トレーニング機器を独り占めできる個室ジム=宮城野区原町3丁目

 宮城野区のJR陸前原ノ町駅にほど近い建物の一室には1月、時間貸しの個室ジム「ジムジン」が開業した。約30平方メートルの室内には大型トレーニング機器があるだけでトレーナーはいない。話し相手は自らの筋肉のみだ。
 入り口の扉はスマートロック(電子錠)で施錠されており、ウェブサイトから予約した利用者のスマートフォンが鍵になる。利用料の支払いもオンラインで、人との接触は一切ない。
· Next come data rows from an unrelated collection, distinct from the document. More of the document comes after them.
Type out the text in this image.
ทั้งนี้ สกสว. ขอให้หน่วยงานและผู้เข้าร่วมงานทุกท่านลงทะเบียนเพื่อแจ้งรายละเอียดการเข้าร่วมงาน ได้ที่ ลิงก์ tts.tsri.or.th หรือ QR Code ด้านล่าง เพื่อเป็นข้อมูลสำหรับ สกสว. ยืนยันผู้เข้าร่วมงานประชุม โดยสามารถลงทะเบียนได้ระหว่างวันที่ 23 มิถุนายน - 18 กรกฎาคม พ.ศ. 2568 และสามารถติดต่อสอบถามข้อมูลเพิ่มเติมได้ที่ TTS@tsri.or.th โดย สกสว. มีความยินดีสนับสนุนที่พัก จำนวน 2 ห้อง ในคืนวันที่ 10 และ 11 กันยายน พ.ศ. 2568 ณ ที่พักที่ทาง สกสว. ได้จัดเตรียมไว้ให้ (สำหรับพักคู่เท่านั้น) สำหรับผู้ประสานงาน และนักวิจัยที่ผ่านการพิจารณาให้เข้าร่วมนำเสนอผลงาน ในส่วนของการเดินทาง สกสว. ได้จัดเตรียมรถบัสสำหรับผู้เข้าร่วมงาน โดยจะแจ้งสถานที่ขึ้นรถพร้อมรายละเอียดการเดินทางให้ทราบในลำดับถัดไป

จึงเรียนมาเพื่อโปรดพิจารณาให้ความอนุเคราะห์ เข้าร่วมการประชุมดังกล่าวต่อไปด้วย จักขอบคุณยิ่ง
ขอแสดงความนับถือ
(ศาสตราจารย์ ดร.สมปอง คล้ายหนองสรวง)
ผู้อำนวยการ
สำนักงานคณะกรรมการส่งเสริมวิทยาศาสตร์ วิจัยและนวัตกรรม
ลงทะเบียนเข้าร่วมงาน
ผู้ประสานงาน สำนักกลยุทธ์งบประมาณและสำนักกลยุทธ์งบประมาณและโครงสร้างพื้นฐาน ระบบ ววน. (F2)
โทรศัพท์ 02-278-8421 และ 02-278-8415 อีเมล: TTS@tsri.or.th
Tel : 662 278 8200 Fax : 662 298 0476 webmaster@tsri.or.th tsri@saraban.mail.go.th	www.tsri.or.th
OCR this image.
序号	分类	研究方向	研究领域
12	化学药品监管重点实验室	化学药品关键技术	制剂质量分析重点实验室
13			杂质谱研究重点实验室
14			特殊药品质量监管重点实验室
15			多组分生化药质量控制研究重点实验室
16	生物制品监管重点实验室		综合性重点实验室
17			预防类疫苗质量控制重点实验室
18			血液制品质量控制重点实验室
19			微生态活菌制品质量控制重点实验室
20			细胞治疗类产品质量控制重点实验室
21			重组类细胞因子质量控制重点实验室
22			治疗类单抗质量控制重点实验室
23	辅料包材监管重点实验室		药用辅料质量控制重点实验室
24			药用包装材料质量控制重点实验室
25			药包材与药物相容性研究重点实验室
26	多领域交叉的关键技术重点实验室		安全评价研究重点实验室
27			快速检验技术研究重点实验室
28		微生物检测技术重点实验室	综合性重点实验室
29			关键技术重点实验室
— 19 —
1時間1200円から。
 代表の永作和也さん(30)は「他人に体を見られることを気にしたり、機器の使用を上級者に遠慮したりする必要がない」と話す。子ども連れでも利用できるので「出産後にトレーニングを再開できた」との声も寄せられているという。
 

高級カメラで「自撮り」

 青葉区の仙台フォーラス6階に20日開店する無人の写真スタジオ「ログブース」は、「スマホではなく高級カメラで自分の写真を撮りたいけれど、カメラマンと向かい合うのは気恥ずかしい」との要望に応える。
 コワーキングスペースの一角を間借りし、撮影機材を配置した。客は1人でカメラの前に立ち、リモコンでシャッターを切る。タブレット端末で気に入った写真を選び、自分のスマホなどに転送する。料金は45分3000円。
 オーナーの土井祐嘉(まさよし)さん(30)は「韓国で若者に人気がある、いわば『かっこいいプリクラ』。フォーラスに集まる服好きの関心も引きたい」と意気込む。初期投資に約100万円をかけたが、「維持コストがほとんどかからないのも無人のメリットだ」と語る。